Alright, so many decisions to make. We could have the man not look up at any point and ignore the kid, or look up only when the kid doesn't leave to signal that he's paying attention now, or look up at the beginning, look down when he's dismissed, and then up again when the kid doesn't leave. So many little decisions that give the story and characters a different feel.

I'm not sure at this point if I want the kid to really sell this thing, or if I want a little more tension to build, or if I want the man to be dismissive again in a nice fatherly/grandfatherly way. The kid could say he's not a man, he's a kid, that's why this thing shouldn't have happened to him. Or, he's not a man, his father was a man, but now his father's dead. Or, he's not a man, but he wants to hire him anyway. The kid could have a little money saved for it, or none, or a lot that he stole, or a lot from a life insurance policy. Many options, but I'll leave those for next time.

Here's the basic idea. The kid wants to hire this mobster to do something bad to someone. We have to get some good motivation in here. Maybe it is abuse and/or betrayal. Then the kid is seeking revenge. Maybe the kid is trying to protect someone, or himself. Maybe he appeals to the justice side of the man.

The key to this idea is that it's going to be storytelling. It needs to be great storytelling, in the writing and the acting. The man will tell a story to demonstrate to the kid why it's a bad idea to seek revenge, or to kill people, or whatever. The kid will tell a story about what happened and what is happening. If the man is convinced then he will tell a story about what will happen. I want to cover a range of times here: once upon a time, past, present, and future. I think it will be really interesting to cover the time spectrum.

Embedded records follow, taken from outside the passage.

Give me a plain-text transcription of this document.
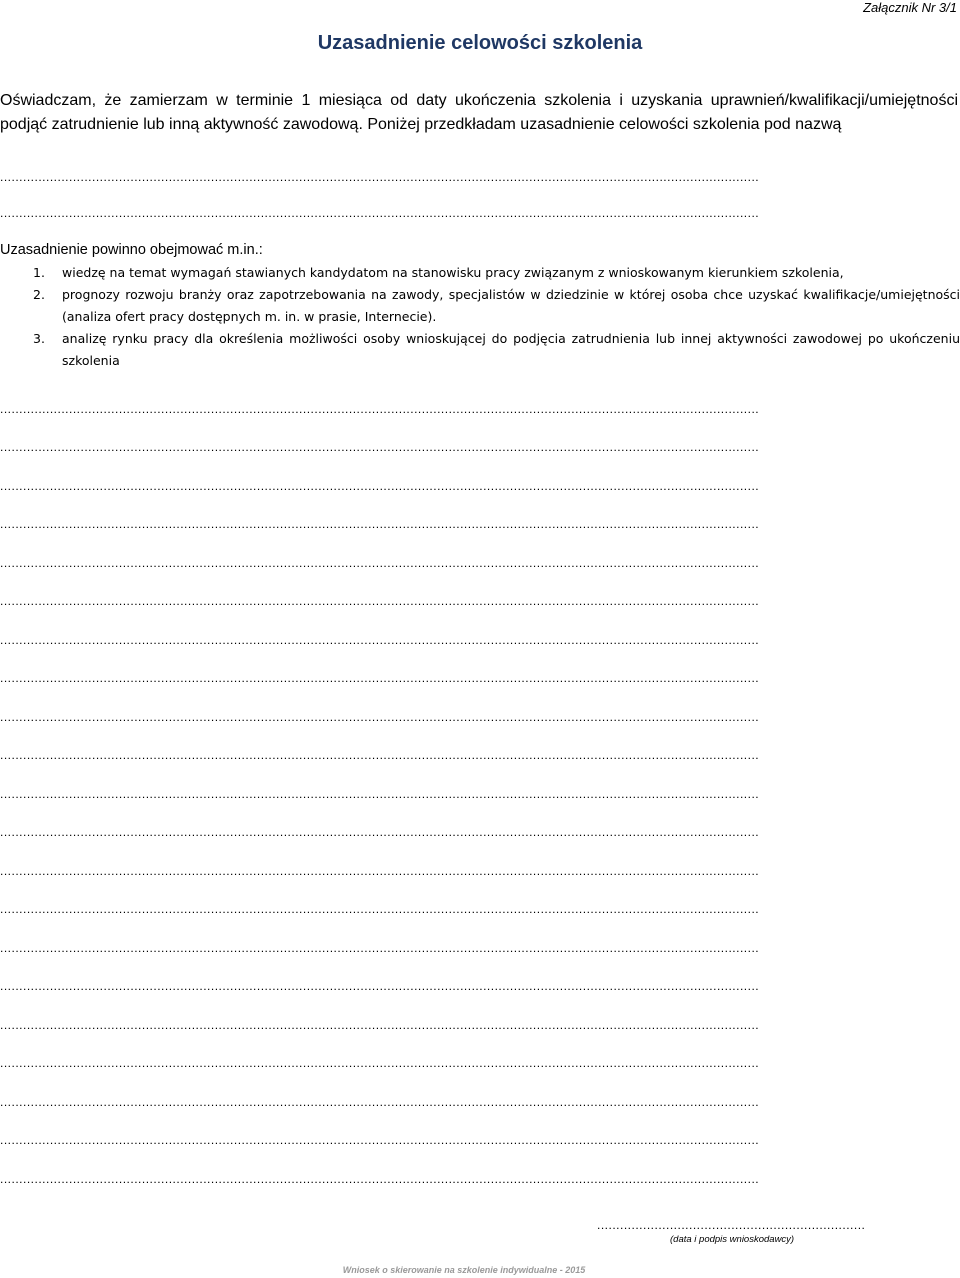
Załącznik Nr 3/1
Uzasadnienie celowości szkolenia

Oświadczam, że zamierzam w terminie 1 miesiąca od daty ukończenia szkolenia i uzyskania uprawnień/kwalifikacji/umiejętności podjąć zatrudnienie lub inną aktywność zawodową. Poniżej przedkładam uzasadnienie celowości szkolenia pod nazwą

......................................................................................................................................................................................................
......................................................................................................................................................................................................
Uzasadnienie powinno obejmować m.in.:
1. wiedzę na temat wymagań stawianych kandydatom na stanowisku pracy związanym z wnioskowanym kierunkiem szkolenia,
2. prognozy rozwoju branży oraz zapotrzebowania na zawody, specjalistów w dziedzinie w której osoba chce uzyskać kwalifikacje/umiejętności (analiza ofert pracy dostępnych m. in. w prasie, Internecie).
3. analizę rynku pracy dla określenia możliwości osoby wnioskującej do podjęcia zatrudnienia lub innej aktywności zawodowej po ukończeniu szkolenia
......................................................................................................................................................................................................
......................................................................................................................................................................................................
......................................................................................................................................................................................................
......................................................................................................................................................................................................
......................................................................................................................................................................................................
......................................................................................................................................................................................................
......................................................................................................................................................................................................
......................................................................................................................................................................................................
......................................................................................................................................................................................................
......................................................................................................................................................................................................
......................................................................................................................................................................................................
......................................................................................................................................................................................................
......................................................................................................................................................................................................
......................................................................................................................................................................................................
......................................................................................................................................................................................................
......................................................................................................................................................................................................
......................................................................................................................................................................................................
......................................................................................................................................................................................................
......................................................................................................................................................................................................
......................................................................................................................................................................................................
......................................................................................................................................................................................................
......................................................................
(data i podpis wnioskodawcy)
Wniosek o skierowanie na szkolenie indywidualne - 2015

That's the basic idea anyway. It's quite the challenge. I'm drawing from my experience in Toastmasters to be able to tell stories that are captivating just in the telling. You could go a different direction with it. As in, you could have the table set up at one end of the stage and go through a scene. Then, darken that side of the stage and have actors at the other end of the stage work out a scene. This would be perfect for flashbacks to show the memories that the man and kid are talking about. That would be cool too, but I like the idea of a minimalist play that just involves two people sitting at a table. Time will reveal how the work goes.